Ironic indeed.  And I can think of some other words also. Like clueless, perhaps?

Maybe Canadians should be cracking down on American visitors, who have been streaming across the border to take advantage of their country's excellent health care system, then running back to the US to stir up fear and anger at any attempts to rationalize our own system.  Maybe the Canadians ought to at least ask for an endorsement of their system before they fill prescriptions for hypocritical Americans. 

Sarah Palin's continued campaign against health care reform also reminds me of these protesters:

(photo from CMA)


  1. you forgot a few facts:

    1. Socialized healthcare started in the Yukon in 1972, Palin was speaking of stuff that happened when she was 5 in the 60s.
    2. The rest of the quote is a little different:

    "I remember my brother, he burned his ankle in some little kid accident thing and my parents had to put him on a train and rush him over to Whitehorse and I think, isn’t that kind of ironic now. Zooming over the border, getting health care from Canada.”

    Who is clueless?

  2. Well shame on me then for repeating stuff I read on the internet. And thanks to the Sarah Palin fact checking squad for getting the details of this story out there. But blame the Globe and Mail, which reported the story, if they did not get the context quite right. It's still at least ironic (ironic is what Palin admitted to), and maybe more than ironic, that Sarah Palin now finds herself defending the US healthcare system, and attacking Canada's system, when her family used to use Canadian hospitals.

  3. Oh, the Globe and Mail knew perfectly well what she said... they simply decided to post only what would make her look badly.

    And if there was no socialized medicine in Canada back in the 60s there is no irony.

  4. Then I'm back to being right that she is clueless, because Sarah is the one who said it is ironic.

    More likely, this is probably just a complete non-story, and not even worth talking about. I should probably delete the whole post, but I really like the protest sign picture. Hey, did you hear that John Roberts is resigning from the Supreme Court?

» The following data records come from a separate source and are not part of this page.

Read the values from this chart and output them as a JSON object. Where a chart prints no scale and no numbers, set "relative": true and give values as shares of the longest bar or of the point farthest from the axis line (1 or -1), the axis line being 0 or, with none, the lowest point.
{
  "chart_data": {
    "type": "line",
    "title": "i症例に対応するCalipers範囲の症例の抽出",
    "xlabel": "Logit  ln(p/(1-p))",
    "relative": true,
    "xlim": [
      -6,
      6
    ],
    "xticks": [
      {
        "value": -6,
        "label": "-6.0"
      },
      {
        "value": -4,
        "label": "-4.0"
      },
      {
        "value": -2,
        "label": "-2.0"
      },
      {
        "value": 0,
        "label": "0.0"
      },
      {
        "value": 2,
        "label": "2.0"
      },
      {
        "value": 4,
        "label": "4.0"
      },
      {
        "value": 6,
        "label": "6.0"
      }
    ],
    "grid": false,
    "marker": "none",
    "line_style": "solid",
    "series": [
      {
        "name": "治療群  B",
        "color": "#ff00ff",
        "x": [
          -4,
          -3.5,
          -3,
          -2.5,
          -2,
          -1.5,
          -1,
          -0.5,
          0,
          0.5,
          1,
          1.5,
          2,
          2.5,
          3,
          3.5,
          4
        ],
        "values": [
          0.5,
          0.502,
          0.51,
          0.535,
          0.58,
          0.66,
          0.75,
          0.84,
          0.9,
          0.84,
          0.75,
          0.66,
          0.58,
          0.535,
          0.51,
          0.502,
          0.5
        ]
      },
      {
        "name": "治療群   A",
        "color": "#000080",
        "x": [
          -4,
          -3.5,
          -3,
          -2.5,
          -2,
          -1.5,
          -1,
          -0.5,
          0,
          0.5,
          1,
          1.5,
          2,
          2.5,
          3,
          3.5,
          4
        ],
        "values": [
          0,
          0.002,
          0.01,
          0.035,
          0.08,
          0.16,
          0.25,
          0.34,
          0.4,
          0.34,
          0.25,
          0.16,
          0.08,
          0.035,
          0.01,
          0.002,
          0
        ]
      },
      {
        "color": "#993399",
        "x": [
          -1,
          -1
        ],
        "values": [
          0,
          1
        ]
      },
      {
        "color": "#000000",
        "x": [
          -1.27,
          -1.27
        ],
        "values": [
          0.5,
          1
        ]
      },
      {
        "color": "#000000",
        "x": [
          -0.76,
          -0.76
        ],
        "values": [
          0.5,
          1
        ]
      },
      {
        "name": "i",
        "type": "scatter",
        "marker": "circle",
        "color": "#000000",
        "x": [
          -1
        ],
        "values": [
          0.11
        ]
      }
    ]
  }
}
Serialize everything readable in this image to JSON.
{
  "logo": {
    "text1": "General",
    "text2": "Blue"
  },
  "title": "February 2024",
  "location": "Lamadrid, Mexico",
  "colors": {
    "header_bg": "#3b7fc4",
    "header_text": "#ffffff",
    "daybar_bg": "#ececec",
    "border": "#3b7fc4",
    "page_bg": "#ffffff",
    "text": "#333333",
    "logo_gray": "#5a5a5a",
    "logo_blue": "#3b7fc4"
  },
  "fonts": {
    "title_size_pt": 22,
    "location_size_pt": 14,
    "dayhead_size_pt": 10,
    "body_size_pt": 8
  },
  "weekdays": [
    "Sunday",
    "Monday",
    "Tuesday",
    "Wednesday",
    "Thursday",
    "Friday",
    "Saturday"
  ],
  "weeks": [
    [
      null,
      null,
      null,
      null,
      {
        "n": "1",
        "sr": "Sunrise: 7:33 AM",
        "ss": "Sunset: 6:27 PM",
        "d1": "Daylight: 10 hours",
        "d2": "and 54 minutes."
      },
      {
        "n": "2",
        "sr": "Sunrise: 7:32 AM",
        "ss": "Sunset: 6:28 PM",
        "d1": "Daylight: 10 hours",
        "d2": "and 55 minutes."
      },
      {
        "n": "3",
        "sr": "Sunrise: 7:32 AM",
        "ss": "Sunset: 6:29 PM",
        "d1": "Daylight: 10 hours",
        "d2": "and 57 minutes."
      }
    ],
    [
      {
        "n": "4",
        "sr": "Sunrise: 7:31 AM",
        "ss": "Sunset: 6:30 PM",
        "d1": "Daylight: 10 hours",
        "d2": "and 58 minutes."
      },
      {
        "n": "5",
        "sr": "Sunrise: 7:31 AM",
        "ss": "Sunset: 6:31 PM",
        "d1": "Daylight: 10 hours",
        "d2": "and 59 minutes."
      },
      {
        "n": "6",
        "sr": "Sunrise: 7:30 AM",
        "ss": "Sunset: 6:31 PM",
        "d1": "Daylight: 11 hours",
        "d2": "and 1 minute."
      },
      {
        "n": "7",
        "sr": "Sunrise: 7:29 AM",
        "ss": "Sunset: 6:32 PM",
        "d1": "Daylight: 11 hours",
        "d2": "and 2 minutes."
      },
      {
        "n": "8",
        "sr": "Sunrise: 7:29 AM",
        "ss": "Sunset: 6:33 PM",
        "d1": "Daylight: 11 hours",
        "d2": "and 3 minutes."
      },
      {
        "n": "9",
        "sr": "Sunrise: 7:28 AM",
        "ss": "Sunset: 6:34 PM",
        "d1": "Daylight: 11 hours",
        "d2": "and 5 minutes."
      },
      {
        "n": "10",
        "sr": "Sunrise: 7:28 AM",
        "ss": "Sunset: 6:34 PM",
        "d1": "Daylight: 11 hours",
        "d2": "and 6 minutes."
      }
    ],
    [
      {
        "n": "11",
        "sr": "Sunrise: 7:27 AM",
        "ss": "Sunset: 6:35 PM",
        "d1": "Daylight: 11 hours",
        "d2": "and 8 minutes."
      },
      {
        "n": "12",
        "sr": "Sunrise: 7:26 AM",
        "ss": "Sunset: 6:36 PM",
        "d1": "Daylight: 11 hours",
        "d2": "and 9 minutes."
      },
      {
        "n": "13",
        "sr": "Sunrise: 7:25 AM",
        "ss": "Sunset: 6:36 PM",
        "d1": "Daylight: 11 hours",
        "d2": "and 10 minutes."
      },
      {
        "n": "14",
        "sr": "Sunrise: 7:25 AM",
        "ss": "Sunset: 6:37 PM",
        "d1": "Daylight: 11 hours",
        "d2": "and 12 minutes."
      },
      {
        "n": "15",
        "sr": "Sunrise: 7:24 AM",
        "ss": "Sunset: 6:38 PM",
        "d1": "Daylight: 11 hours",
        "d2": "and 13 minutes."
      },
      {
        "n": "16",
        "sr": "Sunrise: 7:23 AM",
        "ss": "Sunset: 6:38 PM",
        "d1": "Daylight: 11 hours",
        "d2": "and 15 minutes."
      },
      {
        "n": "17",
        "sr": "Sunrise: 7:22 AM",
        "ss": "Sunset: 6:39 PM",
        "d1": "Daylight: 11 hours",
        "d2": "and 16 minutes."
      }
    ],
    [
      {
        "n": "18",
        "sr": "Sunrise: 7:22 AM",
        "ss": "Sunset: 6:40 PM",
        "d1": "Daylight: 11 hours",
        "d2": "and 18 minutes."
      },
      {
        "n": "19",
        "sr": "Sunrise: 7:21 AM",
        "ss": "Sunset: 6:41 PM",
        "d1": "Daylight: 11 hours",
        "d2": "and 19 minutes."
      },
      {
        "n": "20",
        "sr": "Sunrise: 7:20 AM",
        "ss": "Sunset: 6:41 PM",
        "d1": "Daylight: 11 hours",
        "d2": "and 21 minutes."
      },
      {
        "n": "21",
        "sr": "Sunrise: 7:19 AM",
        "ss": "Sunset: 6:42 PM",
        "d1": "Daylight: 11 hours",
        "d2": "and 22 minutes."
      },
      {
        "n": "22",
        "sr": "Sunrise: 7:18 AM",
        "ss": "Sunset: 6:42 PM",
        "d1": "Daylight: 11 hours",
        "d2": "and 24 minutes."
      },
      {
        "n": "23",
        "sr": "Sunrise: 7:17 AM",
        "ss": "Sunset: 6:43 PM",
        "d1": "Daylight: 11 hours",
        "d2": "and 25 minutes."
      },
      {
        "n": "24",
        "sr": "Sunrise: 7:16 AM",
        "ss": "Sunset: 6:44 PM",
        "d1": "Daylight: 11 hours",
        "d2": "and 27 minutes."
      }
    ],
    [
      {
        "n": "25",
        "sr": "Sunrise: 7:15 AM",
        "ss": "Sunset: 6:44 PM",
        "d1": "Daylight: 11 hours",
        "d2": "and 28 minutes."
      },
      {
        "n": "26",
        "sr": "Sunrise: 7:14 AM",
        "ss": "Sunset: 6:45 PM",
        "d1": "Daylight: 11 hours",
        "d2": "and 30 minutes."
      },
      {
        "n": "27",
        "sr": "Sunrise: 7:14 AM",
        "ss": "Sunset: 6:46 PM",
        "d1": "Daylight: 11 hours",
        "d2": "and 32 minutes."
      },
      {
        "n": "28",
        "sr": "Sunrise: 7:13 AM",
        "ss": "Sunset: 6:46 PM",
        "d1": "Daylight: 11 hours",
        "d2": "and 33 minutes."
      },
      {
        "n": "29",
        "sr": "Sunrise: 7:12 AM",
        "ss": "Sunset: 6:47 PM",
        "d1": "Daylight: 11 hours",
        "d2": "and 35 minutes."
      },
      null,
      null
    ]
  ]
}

  5. Exactly my point (or maybe it was your point). Bloggers like us need to be careful about blowing non-stories out of proportion. The Roberts story was amazing because it started in a classroom where the professor was trying to make a point about spreading rumors, and it took less than half an hour before the false story spread all over the world.

  6. I had not even heard of it until I read your comment.